Quant à l’exigence qu’elle eut, de régler elle-même sa moitié de l’addition, et un peu plus tard, à la gare, de me rembourser tout de suite son billet, s’il eût dû payer ces deux places de première, le portefeuille de l’aspirant Don Quichotte eût été, à quelques francs près, mis à sec.

Le trajet Marseille-Paris s’effectua sans incident ; mais quel mauvais train, cet express de 14 heures ! pas de wagons-lits ni de wagon-restaurant : il nous fallut prendre des paniers-repas, exécrables du reste, au buffet de Lyon-Perrache… Et des puces ! notre compartiment devait en être infesté. Les démangeaisons de la veille à l’hôtel Cendrillon me reprirent, plus violentes, et Aurore se grattait aussi. Le troisième voyageur, un Anglais taciturne, semblait en proie également aux puces, et il nous jetait des regards indignés, comme si nous étions responsables…

Et nous l’étions ! Je ne devais pas tarder à comprendre l’origine de cette épidémie du prurit… Aurore avait débouché la fiole à large goulot pour examiner avec moi dans le creux de sa main les « moisissures » rouges de chez Alburtin et la poudre impalpable expulsée par elles.

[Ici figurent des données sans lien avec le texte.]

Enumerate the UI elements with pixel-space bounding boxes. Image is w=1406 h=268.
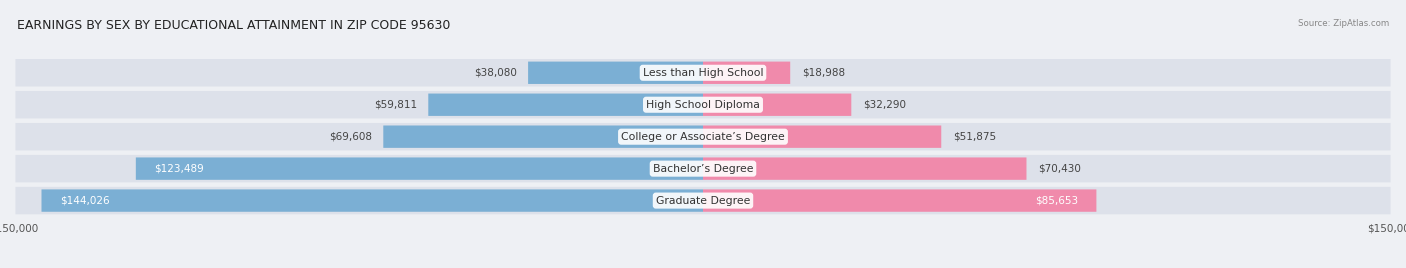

Cette poussière était formée de spores microscopiques, et ces spores, comme devait bientôt l’apprendre aussi par expérience la population parisienne, constituaient un redoutable « poil à gratter ».

De plus, par suite de l’obstination de l’Anglais à lire ses magazines, les lampes électriques du compartiment avaient brûlé toute la nuit… pour notre plus grande gêne, et leur globe était revêtu, à l’arrivée, d’une sorte de résille couleur corail.